「お前さ、楽しそうに仕事してるよな・・・」
何、いきなり?急に仕事の話しになったんだけど。
佐々木先生の表情が、私の言葉を待っているように見えたので、話を合わせた。
「そうですか?いろいろ大変で、眉間に皺が寄りっぱなしですよ」
実際に眉間に皺を寄せてみて、「ほらね」と冗談ぽくしてみた。
でも、本当にそうだ。毎日、毎日腹の立つことばかりで嫌になることもある。
前の職場よりはましだけど・・・。
「そっか?具体的には?」
料理に箸を伸ばしながらも、視線は私に向けられると、自分の目が泳いでいるのがわかった。
ぐ、具体的に??
こんなこと軽く流されると思ったが、目を見ると真剣に聞いてくれていることがわかったので、話し始めた。
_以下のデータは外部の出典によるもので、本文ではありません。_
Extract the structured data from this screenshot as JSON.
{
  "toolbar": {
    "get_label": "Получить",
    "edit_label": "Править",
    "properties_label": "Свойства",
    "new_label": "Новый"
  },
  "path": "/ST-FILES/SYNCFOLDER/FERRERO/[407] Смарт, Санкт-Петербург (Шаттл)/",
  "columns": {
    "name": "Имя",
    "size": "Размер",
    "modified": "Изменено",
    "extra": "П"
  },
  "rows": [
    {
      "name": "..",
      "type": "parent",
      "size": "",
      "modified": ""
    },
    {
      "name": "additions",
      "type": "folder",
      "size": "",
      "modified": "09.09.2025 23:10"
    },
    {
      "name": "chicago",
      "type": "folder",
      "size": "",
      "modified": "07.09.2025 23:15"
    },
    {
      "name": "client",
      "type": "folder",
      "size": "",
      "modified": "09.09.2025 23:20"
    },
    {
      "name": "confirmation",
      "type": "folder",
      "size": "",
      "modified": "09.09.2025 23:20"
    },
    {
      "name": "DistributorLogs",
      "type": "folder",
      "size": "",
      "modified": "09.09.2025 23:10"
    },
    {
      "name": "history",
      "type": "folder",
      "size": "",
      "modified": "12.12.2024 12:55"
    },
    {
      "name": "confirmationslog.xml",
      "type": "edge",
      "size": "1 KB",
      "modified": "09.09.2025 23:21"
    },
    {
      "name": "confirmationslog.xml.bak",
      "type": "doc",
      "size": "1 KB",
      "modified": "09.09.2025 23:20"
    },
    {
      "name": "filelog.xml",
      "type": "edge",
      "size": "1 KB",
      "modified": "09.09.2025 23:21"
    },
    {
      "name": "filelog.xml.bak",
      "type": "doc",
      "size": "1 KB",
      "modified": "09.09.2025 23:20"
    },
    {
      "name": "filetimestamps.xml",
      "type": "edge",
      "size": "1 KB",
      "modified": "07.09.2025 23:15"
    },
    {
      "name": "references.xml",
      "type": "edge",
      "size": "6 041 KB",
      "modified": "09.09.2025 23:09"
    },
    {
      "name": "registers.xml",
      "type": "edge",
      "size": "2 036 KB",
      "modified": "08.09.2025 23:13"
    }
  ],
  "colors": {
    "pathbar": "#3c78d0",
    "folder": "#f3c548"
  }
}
「えっ・・・勉強不足の先輩に腹が立ったり、すぐに泣き出す後輩がいたり・・・」
「あ、それあるなぁ。大したことを質問してるわけじゃないのに黙ったり、泣きだしたりする奴いるよな・・・」
頷きながら、「いるいる」と言っている本人のことを言ったらどうなるのだろうか・・・そんな悪戯心が生まれてきた。
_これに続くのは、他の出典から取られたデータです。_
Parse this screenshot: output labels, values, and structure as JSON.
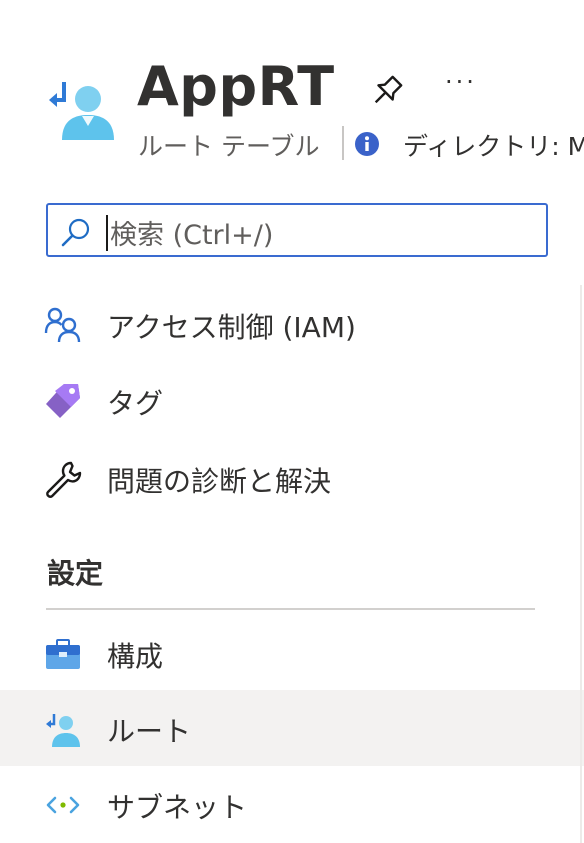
{
  "header": {
    "title": "AppRT",
    "subtitle": "ルート テーブル",
    "directory_text": "ディレクトリ: Mic",
    "more_label": "···"
  },
  "search": {
    "placeholder": "検索 (Ctrl+/)"
  },
  "menu": {
    "items": [
      {
        "label": "アクセス制御 (IAM)",
        "icon": "people-icon"
      },
      {
        "label": "タグ",
        "icon": "tag-icon"
      },
      {
        "label": "問題の診断と解決",
        "icon": "wrench-icon"
      }
    ],
    "section": "設定",
    "settings_items": [
      {
        "label": "構成",
        "icon": "briefcase-icon"
      },
      {
        "label": "ルート",
        "icon": "route-icon",
        "active": true
      },
      {
        "label": "サブネット",
        "icon": "subnet-icon"
      }
    ]
  },
  "colors": {
    "accent": "#0078d4",
    "search_border": "#3a6bd0",
    "active_bg": "#f3f2f1",
    "tag_purple": "#8661c5"
  }
}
「それと、ドSなドクターにいびられて文句を言ってる人に嫌味を言われたり・・・」
「なにそれ、そんなドクターいるの?」
お前だよ!!
全然、気付いていないのか、気付かない振りをしているのか、様子を伺っていたが、おそらく前者のようだ。
まぁ、ここは何も言わないでおこう。